WEI_thumbQ: Under Vista Ultimate, my computer earned a Windows Experience Index of 5.9. (I expected that because I own a Dell Precision M6400 mobile workstation that’s maxed out in performance. When I did an upgrade install of Windows 7 RC (Build 7100), I was disappointed to see the Performance Experience Index remain at 5.9. I thought it would increase to 7.9. Is there a problem with Windows 7 RC on an upgrade install?

A: First, a little background. Microsoft introduced the Windows Experience Index with Windows Vista. It’s a number that lets shoppers see how PCs matches up against each other in terms of speed, memory, processing power, and graphics. To see your PC’s Windows Experience Index, click the Start button, right-click Computer and choose Properties. By comparing numbers on the showroom floor, shoppers can more easily see the strengths and weaknesses of different PCs.

WEIThe Windows Experience Index shown to the left lists this PC as rating 4.4. In Windows Vista, PCs ranked anywhere from 1.0 to 5.9, and your PC ranked at the top. However, Microsoft changed the rankings with Windows 7, ranking PCs on a scale between 1.0 and 7.9.

Although your PC ranked tops on Windows Vista’s scale, several things could be responsible for it not reaching the top of Windows 7’s scale:

  • Drivers. Manufacturers tweak their drivers with each release of Windows, and it’s possible one of your PC’s parts is still using a beta driver. When a newer driver arrives that’s optimized for Windows 7, your PC might earn a higher score.
  • Laptop.

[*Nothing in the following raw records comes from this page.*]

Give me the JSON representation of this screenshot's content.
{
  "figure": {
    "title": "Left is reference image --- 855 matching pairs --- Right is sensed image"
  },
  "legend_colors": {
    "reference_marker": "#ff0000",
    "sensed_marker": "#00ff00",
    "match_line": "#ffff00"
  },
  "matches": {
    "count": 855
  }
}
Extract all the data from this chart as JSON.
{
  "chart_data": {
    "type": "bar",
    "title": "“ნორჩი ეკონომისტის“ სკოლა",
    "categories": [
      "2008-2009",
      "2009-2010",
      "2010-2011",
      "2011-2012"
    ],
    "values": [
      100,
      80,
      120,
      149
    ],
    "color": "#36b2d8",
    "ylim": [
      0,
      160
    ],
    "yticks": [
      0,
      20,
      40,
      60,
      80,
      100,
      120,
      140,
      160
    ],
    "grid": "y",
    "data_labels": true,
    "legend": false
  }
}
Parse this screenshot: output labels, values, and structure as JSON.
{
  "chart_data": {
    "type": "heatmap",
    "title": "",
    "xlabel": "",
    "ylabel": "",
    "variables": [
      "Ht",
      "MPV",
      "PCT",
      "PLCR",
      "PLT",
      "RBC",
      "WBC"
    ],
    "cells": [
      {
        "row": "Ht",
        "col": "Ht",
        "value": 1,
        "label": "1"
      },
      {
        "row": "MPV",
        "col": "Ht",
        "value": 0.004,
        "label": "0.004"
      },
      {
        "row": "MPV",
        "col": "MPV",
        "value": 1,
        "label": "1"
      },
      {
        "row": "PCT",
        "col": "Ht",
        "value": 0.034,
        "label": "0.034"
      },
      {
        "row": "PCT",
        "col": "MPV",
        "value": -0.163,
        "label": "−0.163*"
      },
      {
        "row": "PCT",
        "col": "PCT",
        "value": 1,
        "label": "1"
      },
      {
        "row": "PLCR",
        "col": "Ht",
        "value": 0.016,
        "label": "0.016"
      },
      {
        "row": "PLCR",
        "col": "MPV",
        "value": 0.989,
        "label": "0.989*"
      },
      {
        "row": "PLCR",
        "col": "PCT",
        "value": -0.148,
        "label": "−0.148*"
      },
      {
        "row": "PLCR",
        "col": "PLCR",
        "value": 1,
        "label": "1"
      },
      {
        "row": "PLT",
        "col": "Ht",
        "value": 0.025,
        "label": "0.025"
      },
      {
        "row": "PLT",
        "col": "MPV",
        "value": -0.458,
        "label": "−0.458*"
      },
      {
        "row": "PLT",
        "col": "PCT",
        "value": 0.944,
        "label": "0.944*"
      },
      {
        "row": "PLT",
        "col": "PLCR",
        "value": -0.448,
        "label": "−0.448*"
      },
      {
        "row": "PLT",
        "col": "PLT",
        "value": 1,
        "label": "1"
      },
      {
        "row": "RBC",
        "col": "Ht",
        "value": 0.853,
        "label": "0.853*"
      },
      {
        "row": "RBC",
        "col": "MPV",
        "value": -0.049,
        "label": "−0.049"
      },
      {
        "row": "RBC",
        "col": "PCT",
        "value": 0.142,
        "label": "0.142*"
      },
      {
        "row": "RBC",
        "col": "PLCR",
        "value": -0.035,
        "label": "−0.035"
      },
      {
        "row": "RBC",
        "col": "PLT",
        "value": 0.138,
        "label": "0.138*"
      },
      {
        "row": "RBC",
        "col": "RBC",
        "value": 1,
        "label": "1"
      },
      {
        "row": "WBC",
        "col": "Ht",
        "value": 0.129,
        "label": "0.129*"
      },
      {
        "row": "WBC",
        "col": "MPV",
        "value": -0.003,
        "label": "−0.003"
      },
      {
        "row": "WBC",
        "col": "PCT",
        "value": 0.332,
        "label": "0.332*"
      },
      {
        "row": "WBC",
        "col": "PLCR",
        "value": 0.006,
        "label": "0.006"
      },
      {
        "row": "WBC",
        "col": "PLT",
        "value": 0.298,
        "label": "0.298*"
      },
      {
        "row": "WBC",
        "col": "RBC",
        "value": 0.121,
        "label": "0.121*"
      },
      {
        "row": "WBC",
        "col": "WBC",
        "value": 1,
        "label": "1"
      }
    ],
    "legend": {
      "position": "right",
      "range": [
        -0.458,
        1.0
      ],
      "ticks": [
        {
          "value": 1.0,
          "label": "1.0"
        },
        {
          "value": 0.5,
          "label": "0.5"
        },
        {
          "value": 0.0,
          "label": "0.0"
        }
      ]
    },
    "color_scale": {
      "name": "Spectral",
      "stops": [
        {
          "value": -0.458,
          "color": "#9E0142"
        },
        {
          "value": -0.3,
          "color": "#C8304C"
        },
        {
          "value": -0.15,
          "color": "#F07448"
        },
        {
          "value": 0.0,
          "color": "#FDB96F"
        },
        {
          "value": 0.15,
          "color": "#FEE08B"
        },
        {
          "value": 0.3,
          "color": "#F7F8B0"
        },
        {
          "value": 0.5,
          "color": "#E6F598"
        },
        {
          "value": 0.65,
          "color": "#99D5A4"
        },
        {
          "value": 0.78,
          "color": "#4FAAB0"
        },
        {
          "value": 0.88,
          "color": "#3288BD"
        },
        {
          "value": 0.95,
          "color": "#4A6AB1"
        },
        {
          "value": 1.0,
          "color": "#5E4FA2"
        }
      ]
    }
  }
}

Your PC may be top-of-the line, but it’s a laptop, and laptops can never compete with top-of-the-line PCs. Today’s more powerful desktop PCs might have nudged your laptop out of the top ranks and into a slightly lower ranking.
  • Age. Microsoft designed the Windows Experience Index to change constantly over the years, adjusting for newer PCs and their faster performance. What ranked at the top of the scale last year probably won’t rank at the top of the scale in Windows 7.

So, although the difference in scores could lie with a beta driver, the ranking probably stems from your laptop being about a year old. It’s a workhorse, no doubt, but it’s no longer as powerful as the PCs hitting today’s market.